Tuesday, June 26, 2007

The Wages of Groveling Before Islamic Rage Boy



Just how hard should we try to appease this guy? And what does it cost us? And finally, why do western media exaggerate his consequence?

I doubt that I am the first to notice that, if want respect for your religion, you should scream, yell and commit ghastly violence in your maker's name. Christopher Hitchens points out that we gain nothing from this pandering and lose much.

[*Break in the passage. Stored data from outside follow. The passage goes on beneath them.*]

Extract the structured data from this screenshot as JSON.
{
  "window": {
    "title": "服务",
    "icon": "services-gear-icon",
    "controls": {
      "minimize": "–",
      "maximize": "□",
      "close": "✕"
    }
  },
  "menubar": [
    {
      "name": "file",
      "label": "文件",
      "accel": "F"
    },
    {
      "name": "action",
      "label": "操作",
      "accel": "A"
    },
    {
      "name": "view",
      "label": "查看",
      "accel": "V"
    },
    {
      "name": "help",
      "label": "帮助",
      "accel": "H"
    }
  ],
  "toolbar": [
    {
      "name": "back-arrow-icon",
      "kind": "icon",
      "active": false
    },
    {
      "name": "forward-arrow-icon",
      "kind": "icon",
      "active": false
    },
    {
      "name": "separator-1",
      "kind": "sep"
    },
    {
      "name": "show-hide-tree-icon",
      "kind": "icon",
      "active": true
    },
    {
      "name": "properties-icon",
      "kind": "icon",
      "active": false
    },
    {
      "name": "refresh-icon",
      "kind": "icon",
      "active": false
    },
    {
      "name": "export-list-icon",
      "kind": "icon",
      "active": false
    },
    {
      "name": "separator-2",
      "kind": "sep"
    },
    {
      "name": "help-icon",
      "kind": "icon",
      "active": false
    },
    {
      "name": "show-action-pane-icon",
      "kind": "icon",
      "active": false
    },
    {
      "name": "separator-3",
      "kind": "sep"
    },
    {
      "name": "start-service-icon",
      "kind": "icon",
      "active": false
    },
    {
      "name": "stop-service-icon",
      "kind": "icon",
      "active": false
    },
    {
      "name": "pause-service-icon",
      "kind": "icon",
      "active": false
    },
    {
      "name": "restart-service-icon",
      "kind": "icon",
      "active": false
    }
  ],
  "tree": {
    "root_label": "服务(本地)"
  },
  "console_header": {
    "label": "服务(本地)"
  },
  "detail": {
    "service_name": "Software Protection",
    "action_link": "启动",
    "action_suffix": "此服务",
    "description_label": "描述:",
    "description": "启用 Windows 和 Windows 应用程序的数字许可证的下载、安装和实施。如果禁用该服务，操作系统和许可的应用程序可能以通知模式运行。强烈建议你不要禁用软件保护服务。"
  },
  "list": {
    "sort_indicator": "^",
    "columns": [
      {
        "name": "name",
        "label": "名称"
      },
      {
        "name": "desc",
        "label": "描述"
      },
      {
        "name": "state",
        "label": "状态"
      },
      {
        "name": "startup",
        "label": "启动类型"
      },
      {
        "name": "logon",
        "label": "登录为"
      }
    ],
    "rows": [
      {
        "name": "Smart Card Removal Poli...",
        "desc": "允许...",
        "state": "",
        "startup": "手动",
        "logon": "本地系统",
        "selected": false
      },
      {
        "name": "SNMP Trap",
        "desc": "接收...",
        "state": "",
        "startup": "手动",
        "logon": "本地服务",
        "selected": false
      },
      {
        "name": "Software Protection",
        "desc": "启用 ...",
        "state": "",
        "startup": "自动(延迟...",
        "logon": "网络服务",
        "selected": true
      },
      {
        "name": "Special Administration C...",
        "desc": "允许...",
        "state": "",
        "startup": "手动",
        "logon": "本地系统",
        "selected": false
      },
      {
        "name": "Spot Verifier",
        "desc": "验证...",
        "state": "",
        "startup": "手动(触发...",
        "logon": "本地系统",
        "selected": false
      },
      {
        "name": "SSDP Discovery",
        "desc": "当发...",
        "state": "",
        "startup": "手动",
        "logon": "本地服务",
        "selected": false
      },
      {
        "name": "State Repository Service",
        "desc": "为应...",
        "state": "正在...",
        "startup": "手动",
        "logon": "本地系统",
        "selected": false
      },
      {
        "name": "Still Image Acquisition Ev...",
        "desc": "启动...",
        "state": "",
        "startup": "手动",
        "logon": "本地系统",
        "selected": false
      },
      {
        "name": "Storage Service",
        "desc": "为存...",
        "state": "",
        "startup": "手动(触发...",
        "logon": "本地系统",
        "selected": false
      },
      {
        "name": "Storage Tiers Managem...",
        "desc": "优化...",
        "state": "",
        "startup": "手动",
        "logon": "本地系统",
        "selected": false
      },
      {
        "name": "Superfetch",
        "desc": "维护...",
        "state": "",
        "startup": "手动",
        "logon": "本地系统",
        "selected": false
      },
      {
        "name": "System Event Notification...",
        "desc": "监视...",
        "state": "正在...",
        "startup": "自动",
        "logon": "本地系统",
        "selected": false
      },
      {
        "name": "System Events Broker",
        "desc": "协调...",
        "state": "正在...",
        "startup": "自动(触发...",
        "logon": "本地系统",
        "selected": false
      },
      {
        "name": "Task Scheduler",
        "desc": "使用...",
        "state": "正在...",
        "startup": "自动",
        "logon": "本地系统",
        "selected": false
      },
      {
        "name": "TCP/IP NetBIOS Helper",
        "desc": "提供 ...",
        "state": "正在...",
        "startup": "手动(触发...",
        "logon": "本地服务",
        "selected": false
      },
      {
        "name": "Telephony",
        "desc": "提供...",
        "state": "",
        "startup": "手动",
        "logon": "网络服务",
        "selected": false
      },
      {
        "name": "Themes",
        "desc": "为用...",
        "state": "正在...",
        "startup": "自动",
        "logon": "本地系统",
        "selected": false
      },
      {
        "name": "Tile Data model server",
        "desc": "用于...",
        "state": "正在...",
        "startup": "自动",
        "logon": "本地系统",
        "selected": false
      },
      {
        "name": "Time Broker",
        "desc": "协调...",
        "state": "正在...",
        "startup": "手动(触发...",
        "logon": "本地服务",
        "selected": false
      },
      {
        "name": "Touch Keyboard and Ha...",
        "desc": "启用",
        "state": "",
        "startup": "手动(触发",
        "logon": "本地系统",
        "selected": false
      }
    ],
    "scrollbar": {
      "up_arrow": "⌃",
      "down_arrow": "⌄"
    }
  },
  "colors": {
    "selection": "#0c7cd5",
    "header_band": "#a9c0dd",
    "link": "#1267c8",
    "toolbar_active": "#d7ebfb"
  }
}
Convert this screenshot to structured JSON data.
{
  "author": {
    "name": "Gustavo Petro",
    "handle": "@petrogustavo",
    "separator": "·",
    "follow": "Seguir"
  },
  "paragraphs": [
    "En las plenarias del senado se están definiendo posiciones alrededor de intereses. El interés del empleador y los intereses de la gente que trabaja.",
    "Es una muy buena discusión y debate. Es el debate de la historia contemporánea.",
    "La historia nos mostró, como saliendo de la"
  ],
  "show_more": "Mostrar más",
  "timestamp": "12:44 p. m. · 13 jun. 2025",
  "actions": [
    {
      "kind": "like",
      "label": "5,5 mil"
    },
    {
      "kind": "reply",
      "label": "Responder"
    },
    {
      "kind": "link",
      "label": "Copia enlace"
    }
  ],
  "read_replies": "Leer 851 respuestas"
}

We may have to put up with the Rage Boys of the world, but we ought not to do their work for them, and we must not cry before we have been hurt. In front of me is a copy of this week's Economist, which states that Rushdie's 1989 death warrant was "punishment for the book's unflattering depiction of the Prophet Muhammad." There is no direct depiction of the prophet in this work of fiction, and the reverie about his many wives occurs in the dream of a madman. Nobody in Ayatollah Khomeini's circle could possibly have read the book for him before he issued a fatwah, which made it dangerous to possess. Yet on that occasion, the bookstore chains of America pulled The Satanic Verses from their shelves, just as Borders shamefully pulled Free Inquiry (a magazine for which I write) after it reproduced the Danish cartoons. Rage Boy keenly looks forward to anger, while we worriedly anticipate trouble, and fret about etiquette, and prepare the next retreat. If taken to its logical conclusion, this would mean living at the pleasure of Rage Boy, and that I am not prepared to do.